Recently, MN seems to me to be very anti-woman, (sorry, I write as a man) holding women to unrealistic standards. As a man, most of my friends and I almost see our MIL as a natural ally, which is nice for us, but does suggest something wrong. If you read MN, your idea of an average woman would be an empathetic wonder machine, capable at work and home and putting herself last and many of them are throwing themselves at every average son who is repsonsible and puts his gf/wife first. If course, the reality will be disappointing and perhaps the standards are askew.

Ilovecleaning · 11/05/2024 17:40

You and a million others I would think.

CurlewKate · 11/05/2024 17:44

@Lemsipper "Perhaps your precious daughter is also “dull”? If she was so outgoing surely she would organise her own life adventures and not hinge it on her partner."

She is precious- thank you for recognising that.

Lemsipper · 11/05/2024 17:45

Angrywife · 11/05/2024 17:31

Mine has chosen one that is as thick as they come.
He's incredibly intelligent. I'm pretty sure they're not having deep and meaningful discussions when they're together 🙄

He cant be that intelligent if he would make such a poor decision? 🤔 Perhaps he doesn’t want someone “highly intelligent” and rather values kindness, cuteness, thoughtfulness, humour, looks?

BettyBardMacDonald · 11/05/2024 17:46

ReelingRoundtheFountain · 10/05/2024 17:27

Could she not just be introverted?

"Introverted" is zero excuse for failing to express condolences to the bereaved. Zero.

She sounds horrible, OP. What do you think the attraction is, for your son?

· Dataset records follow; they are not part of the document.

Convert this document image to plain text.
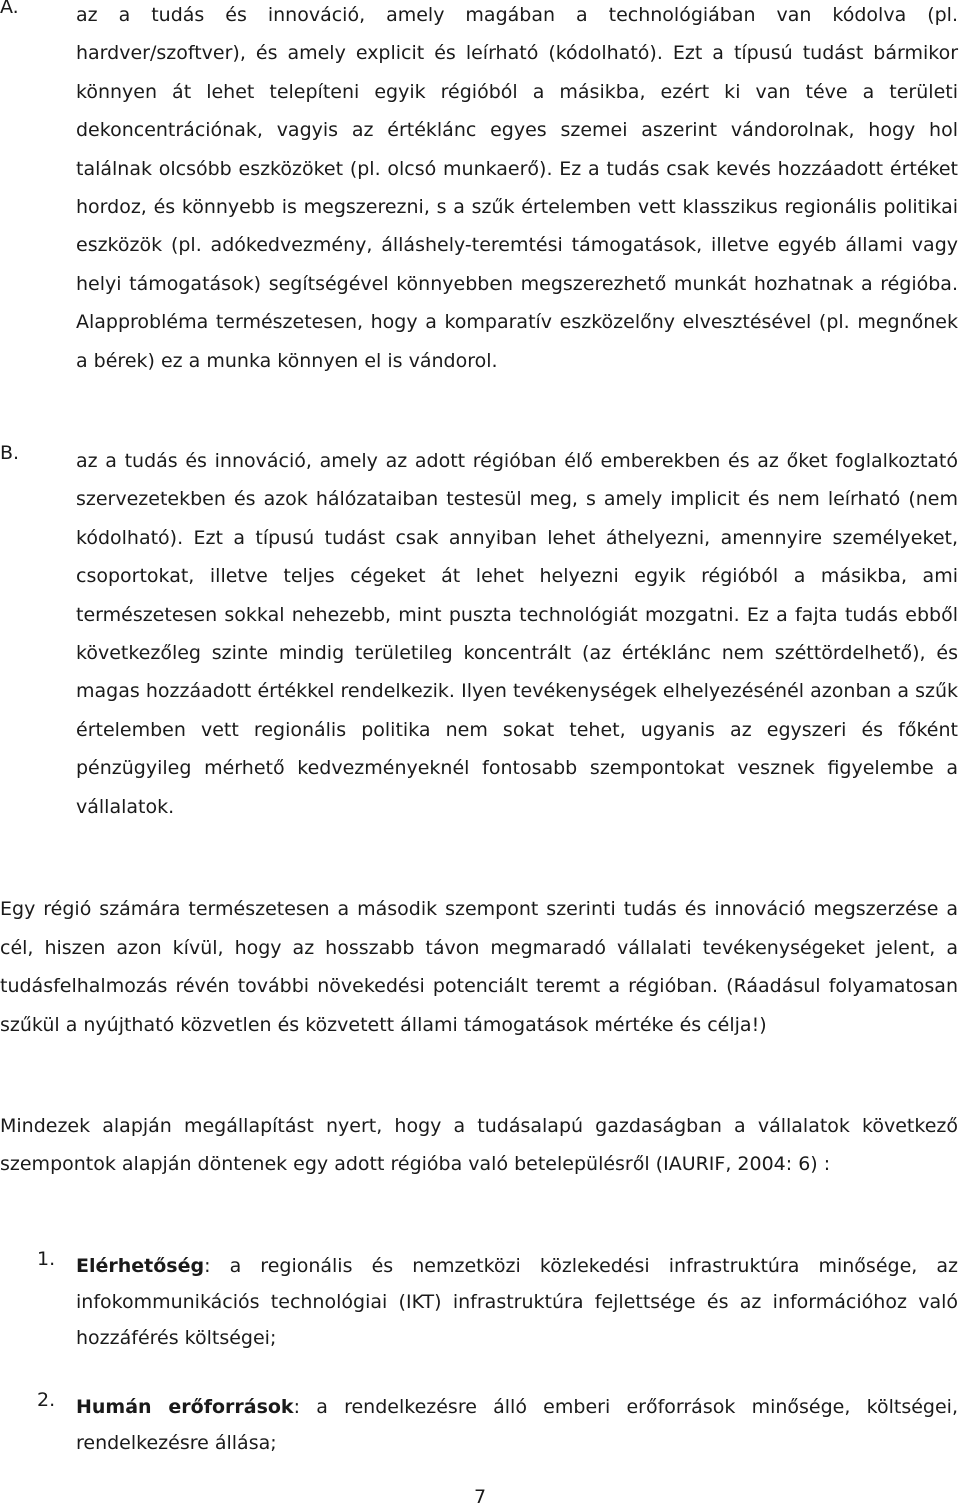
A.	az a tudás és innováció, amely magában a technológiában van kódolva (pl. hardver/szoftver), és amely explicit és leírható (kódolható). Ezt a típusú tudást bármikor könnyen át lehet telepíteni egyik régióból a másikba, ezért ki van téve a területi dekoncentrációnak, vagyis az értéklánc egyes szemei aszerint vándorolnak, hogy hol találnak olcsóbb eszközöket (pl. olcsó munkaerő). Ez a tudás csak kevés hozzáadott értéket hordoz, és könnyebb is megszerezni, s a szűk értelemben vett klasszikus regionális politikai eszközök (pl. adókedvezmény, álláshely-teremtési támogatások, illetve egyéb állami vagy helyi támogatások) segítségével könnyebben megszerezhető munkát hozhatnak a régióba. Alapprobléma természetesen, hogy a komparatív eszközelőny elvesztésével (pl. megnőnek a bérek) ez a munka könnyen el is vándorol.

B.	az a tudás és innováció, amely az adott régióban élő emberekben és az őket foglalkoztató szervezetekben és azok hálózataiban testesül meg, s amely implicit és nem leírható (nem kódolható). Ezt a típusú tudást csak annyiban lehet áthelyezni, amennyire személyeket, csoportokat, illetve teljes cégeket át lehet helyezni egyik régióból a másikba, ami természetesen sokkal nehezebb, mint puszta technológiát mozgatni. Ez a fajta tudás ebből következőleg szinte mindig területileg koncentrált (az értéklánc nem széttördelhető), és magas hozzáadott értékkel rendelkezik. Ilyen tevékenységek elhelyezésénél azonban a szűk értelemben vett regionális politika nem sokat tehet, ugyanis az egyszeri és főként pénzügyileg mérhető kedvezményeknél fontosabb szempontokat vesznek figyelembe a vállalatok.

Egy régió számára természetesen a második szempont szerinti tudás és innováció megszerzése a cél, hiszen azon kívül, hogy az hosszabb távon megmaradó vállalati tevékenységeket jelent, a tudásfelhalmozás révén további növekedési potenciált teremt a régióban. (Ráadásul folyamatosan szűkül a nyújtható közvetlen és közvetett állami támogatások mértéke és célja!)

Mindezek alapján megállapítást nyert, hogy a tudásalapú gazdaságban a vállalatok következő szempontok alapján döntenek egy adott régióba való betelepülésről (IAURIF, 2004: 6) :

1. Elérhetőség: a regionális és nemzetközi közlekedési infrastruktúra minősége, az infokommunikációs technológiai (IKT) infrastruktúra fejlettsége és az információhoz való hozzáférés költségei;

2. Humán erőforrások: a rendelkezésre álló emberi erőforrások minősége, költségei, rendelkezésre állása;

7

Lillanbjornen · 11/05/2024 17:53

My mother in law certainly is 🤷🏻‍♀️

ohthejoys21 · 11/05/2024 17:54

"Introverted" is zero excuse for failing to express condolences to the bereaved. Zero.

She sounds horrible, OP. What do you think the attraction is, for your son?"

She's a pretty girl. Other than that I don't know .. maybe they have just grown together, maybe he's just got comfortable with her and used to her.

OP posts:
PTSDBarbiegirl · 11/05/2024 17:57

ReelingRoundtheFountain · 10/05/2024 17:27

Could she not just be introverted?

Newsflash- Being introverted doesn't equate to being rude, unkind or not compassionate. It's devastating when a DC pairs up with someone you know is horrible at the core and will drain their good nature.

ohthejoys21 · 11/05/2024 18:04

Thank you.. I don't think she's horrible to the core though. I just didn't understand her behaviour in this case, anxious or not. All she had to say was "I'm so sorry".. anything reall.. even hello!

OP posts:
Skybluepinky · 11/05/2024 18:21

The fact u have made bad partner choices means he is highly unlikely to take any notice golf yr advice and u will be seen as bitter and twisted.
Dont say anything bad about her, but be there to pick up the pieces if needed. Its his choice not yrs , so dont get involved, if they visit be pleasant and don’t slag off to others.

ohthejoys21 · 11/05/2024 18:23

Skybluepinky · 11/05/2024 18:21

The fact u have made bad partner choices means he is highly unlikely to take any notice golf yr advice and u will be seen as bitter and twisted.
Dont say anything bad about her, but be there to pick up the pieces if needed. Its his choice not yrs , so dont get involved, if they visit be pleasant and don’t slag off to others.

It's exactly because I've made a bad partner choice in the past that I know what's at stake and what it can do to your life. But as you say I'll have to let him get on with it.